Creating with Purpose
Sandra considers her designs as both a gift to the world and to herself; a way of sharing something personal. Each garment reflects her experiences, perspective, and the values she holds and honours.
With experience, she has come to understand that each piece reveals itself in its own time. Some demand quick action, while others ask for pause, reflection, and patience until the right conditions emerge. She feels that rushing the process risks losing its integrity. Her seaweed bodice, for example, took nearly three years to complete. The process required repeated trips to the water to find the right seaweed—the ideal texture, thickness, and flexibility to hold the bodice’s form. Each attempt that did not work turned into part of the process itself, reinforcing the patience behind her practice.
Sandra’s experience at the Fashion Gala mirrors a broader approach in her creativity. She describes her work as “celebrating a piece of [my] heritage in a contemporary way,” merging old and new approaches to create space for reflection and curiosity. She continues her practice as she reclaims narratives once marked by silence and reframes them with presence and visibility.

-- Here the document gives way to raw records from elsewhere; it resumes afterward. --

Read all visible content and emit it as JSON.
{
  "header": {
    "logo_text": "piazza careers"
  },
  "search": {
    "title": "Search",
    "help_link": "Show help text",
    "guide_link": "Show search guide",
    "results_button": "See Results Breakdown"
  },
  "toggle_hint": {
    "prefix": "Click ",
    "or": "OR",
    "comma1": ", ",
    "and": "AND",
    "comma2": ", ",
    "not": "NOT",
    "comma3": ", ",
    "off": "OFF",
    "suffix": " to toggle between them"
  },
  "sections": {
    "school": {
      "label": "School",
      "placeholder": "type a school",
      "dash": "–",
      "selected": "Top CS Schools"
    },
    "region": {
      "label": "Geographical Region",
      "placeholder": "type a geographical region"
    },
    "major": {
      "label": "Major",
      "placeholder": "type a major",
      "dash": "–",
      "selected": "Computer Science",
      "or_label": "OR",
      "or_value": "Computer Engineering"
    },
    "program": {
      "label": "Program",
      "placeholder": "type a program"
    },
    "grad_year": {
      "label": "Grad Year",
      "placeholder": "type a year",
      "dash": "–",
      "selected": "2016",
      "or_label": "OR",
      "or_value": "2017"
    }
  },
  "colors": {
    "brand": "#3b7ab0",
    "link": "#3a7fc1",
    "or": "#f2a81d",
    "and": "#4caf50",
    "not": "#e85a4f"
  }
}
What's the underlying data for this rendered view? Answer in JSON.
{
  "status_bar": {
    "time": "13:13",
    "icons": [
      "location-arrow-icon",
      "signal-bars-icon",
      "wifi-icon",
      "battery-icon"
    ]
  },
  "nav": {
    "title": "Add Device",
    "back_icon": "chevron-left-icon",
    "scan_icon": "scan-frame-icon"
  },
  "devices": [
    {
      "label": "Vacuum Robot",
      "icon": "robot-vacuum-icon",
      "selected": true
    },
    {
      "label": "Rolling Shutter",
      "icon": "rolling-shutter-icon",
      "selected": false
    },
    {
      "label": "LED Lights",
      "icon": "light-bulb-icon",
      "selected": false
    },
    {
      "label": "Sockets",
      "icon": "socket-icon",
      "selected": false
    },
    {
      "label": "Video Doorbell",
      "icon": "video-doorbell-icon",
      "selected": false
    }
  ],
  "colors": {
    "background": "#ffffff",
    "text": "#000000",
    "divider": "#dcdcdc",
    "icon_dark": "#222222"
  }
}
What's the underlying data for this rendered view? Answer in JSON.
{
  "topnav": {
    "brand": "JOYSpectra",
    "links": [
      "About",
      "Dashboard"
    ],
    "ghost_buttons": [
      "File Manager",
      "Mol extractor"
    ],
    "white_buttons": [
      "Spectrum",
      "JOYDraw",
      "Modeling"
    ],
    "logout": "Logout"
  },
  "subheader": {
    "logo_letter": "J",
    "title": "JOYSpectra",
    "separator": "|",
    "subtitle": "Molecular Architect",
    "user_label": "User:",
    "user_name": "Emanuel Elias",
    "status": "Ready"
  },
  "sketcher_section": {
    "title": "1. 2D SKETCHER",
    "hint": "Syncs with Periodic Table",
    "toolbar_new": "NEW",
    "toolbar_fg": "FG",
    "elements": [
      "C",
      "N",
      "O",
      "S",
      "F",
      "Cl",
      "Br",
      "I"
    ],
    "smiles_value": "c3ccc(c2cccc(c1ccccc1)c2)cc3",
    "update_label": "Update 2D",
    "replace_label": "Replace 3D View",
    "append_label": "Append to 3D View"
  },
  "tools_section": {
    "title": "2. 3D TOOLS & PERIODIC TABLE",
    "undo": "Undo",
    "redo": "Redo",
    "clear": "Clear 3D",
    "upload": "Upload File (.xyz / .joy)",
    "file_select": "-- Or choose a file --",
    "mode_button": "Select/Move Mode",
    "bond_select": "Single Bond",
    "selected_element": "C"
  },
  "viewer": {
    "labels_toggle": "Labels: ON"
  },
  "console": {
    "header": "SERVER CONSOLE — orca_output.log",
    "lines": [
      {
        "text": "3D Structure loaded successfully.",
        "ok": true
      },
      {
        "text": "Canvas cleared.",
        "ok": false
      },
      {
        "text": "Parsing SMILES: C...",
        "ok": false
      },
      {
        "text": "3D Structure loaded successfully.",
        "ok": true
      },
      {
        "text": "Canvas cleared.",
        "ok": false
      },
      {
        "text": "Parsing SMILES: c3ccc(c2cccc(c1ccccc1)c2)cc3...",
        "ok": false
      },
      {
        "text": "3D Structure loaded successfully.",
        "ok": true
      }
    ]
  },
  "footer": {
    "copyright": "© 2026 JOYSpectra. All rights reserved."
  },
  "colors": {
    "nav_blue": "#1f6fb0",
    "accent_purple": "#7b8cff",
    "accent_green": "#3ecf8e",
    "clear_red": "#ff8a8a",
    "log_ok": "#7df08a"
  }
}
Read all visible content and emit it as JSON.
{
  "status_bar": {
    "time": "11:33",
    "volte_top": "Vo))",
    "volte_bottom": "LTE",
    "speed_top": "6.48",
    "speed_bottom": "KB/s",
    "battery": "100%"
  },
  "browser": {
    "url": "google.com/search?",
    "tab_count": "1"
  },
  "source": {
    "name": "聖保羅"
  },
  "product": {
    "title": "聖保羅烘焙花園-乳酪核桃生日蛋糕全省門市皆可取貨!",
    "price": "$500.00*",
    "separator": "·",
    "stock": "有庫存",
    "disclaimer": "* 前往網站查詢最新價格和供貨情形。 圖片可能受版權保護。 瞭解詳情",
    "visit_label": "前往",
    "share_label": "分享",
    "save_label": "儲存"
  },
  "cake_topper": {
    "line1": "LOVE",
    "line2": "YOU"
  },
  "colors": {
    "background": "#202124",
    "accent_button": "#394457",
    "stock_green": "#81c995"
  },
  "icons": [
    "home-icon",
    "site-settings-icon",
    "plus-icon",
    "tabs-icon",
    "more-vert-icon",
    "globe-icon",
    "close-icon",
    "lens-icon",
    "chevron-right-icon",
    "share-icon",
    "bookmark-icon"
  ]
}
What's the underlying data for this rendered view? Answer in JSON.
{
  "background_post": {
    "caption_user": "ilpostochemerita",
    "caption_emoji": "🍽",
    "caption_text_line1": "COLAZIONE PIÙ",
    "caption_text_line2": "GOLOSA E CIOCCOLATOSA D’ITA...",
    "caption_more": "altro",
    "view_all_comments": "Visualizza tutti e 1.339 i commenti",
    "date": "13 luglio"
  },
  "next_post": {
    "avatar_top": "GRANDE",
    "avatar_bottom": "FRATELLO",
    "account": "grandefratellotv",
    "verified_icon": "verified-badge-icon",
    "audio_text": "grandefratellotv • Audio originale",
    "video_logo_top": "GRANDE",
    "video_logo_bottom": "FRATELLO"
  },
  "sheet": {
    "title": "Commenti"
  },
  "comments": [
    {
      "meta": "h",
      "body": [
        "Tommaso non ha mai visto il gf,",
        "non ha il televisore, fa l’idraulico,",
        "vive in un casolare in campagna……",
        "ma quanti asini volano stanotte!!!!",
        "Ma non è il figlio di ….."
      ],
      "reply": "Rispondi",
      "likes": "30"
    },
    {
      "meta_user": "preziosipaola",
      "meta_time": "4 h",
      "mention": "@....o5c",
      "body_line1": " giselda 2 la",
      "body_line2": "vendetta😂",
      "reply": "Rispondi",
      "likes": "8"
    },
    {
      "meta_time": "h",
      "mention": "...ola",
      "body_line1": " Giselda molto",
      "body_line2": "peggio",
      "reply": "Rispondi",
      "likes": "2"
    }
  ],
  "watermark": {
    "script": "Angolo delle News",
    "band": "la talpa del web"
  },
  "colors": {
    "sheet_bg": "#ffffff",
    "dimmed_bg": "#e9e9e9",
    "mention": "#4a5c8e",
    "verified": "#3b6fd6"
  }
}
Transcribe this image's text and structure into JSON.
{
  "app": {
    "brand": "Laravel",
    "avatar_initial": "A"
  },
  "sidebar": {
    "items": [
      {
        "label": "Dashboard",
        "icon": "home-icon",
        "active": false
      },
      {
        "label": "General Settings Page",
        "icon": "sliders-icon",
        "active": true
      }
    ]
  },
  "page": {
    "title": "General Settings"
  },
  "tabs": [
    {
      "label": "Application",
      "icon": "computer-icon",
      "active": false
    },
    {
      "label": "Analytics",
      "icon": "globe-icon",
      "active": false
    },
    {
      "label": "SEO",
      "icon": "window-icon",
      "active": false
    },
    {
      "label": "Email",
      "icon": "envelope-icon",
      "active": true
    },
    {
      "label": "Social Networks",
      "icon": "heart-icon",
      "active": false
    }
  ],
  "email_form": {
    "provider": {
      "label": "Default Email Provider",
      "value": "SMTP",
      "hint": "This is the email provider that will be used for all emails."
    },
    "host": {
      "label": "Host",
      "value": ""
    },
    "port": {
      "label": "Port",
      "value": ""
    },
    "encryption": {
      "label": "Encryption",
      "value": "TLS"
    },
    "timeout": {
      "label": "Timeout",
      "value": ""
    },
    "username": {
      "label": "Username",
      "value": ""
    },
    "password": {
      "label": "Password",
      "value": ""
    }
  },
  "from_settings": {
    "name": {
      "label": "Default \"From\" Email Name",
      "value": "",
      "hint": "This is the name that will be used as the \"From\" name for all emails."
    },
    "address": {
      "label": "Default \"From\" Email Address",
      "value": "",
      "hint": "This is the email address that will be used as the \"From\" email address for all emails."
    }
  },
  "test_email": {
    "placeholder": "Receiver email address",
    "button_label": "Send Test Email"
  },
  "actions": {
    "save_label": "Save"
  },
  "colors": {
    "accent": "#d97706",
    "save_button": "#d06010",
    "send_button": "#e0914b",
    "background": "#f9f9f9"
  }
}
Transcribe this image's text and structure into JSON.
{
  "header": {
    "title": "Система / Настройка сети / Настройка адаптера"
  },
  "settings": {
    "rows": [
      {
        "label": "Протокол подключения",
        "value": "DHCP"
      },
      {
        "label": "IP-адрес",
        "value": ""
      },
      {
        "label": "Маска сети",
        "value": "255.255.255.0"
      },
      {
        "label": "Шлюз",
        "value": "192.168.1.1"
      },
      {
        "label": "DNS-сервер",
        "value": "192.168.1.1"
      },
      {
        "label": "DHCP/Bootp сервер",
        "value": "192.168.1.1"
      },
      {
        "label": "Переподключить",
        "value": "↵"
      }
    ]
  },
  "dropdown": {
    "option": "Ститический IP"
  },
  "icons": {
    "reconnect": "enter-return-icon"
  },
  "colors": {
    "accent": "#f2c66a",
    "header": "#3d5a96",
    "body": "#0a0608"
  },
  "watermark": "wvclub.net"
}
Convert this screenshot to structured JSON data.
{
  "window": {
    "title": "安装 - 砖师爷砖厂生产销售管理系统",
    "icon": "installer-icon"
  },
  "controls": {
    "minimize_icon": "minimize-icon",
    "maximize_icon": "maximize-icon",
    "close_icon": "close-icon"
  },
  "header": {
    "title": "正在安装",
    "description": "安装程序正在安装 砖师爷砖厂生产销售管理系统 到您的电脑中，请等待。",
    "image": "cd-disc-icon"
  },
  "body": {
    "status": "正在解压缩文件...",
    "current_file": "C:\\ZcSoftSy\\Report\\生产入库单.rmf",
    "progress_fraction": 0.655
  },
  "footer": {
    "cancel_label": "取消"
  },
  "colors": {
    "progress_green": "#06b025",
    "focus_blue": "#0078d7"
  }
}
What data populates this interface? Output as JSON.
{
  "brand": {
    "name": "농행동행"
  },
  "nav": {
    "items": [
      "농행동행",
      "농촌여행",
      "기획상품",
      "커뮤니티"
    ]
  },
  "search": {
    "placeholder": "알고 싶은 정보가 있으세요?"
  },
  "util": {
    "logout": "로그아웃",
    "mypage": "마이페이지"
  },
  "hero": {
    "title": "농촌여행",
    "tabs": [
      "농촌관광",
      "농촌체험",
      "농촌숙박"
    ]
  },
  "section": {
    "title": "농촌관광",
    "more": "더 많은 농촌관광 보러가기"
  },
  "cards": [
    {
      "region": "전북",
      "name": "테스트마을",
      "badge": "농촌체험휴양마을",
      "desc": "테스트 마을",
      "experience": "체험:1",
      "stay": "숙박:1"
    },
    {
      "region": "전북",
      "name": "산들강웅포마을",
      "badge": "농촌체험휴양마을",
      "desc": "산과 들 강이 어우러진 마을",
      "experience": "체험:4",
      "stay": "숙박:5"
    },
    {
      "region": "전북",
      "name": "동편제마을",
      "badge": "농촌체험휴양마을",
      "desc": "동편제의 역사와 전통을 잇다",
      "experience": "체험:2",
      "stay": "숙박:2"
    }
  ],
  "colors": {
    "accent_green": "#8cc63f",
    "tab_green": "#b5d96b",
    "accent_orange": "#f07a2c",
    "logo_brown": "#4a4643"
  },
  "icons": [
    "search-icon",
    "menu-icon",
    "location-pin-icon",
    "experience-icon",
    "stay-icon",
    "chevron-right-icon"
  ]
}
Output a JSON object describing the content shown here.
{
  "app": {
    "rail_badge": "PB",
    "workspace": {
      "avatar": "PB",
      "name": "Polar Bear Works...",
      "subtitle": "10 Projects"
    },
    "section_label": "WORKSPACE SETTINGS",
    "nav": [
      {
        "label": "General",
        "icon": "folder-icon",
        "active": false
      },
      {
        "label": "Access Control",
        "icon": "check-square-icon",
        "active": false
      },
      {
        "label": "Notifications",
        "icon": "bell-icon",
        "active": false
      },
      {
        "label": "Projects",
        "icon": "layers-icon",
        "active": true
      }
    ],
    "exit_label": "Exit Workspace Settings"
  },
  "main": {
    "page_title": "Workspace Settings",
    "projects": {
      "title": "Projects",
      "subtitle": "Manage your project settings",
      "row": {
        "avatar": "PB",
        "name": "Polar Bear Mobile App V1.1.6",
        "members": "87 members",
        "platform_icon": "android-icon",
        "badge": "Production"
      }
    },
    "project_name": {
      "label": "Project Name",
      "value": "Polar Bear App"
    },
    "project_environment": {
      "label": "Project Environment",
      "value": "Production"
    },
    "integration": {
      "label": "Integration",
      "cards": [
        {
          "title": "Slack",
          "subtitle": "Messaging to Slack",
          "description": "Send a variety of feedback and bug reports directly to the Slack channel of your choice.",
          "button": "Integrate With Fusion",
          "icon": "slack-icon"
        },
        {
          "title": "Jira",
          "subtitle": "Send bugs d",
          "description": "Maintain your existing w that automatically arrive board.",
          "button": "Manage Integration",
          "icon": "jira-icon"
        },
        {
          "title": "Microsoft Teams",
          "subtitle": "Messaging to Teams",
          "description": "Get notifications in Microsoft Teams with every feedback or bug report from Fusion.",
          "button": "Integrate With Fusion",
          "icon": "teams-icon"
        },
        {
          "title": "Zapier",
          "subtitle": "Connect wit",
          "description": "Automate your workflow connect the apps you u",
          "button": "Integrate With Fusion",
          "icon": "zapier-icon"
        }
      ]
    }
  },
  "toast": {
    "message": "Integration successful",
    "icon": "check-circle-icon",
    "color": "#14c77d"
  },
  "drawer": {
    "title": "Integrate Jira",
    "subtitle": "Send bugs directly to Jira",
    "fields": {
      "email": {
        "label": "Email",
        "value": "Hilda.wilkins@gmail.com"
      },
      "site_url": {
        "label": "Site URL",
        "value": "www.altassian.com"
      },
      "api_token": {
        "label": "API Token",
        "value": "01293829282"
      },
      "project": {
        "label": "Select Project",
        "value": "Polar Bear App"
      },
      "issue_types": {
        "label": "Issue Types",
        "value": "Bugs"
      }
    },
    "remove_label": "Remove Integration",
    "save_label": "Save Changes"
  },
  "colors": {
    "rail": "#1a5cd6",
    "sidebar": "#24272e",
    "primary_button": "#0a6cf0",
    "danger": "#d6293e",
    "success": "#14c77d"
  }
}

Stories Woven Through Fabric
For Olga Summers and Sandra Froher, the Fashion Gala was more than a presentation of finished pieces. It was a moment where personal history and creative practice quietly overlapped, showing how clothing can hold what we inherit, what we lose, and what we continue to carry forward.
In their work, fashion becomes less about expression and more about what remains with us—long after the fabric has been cut, sewn, and worn.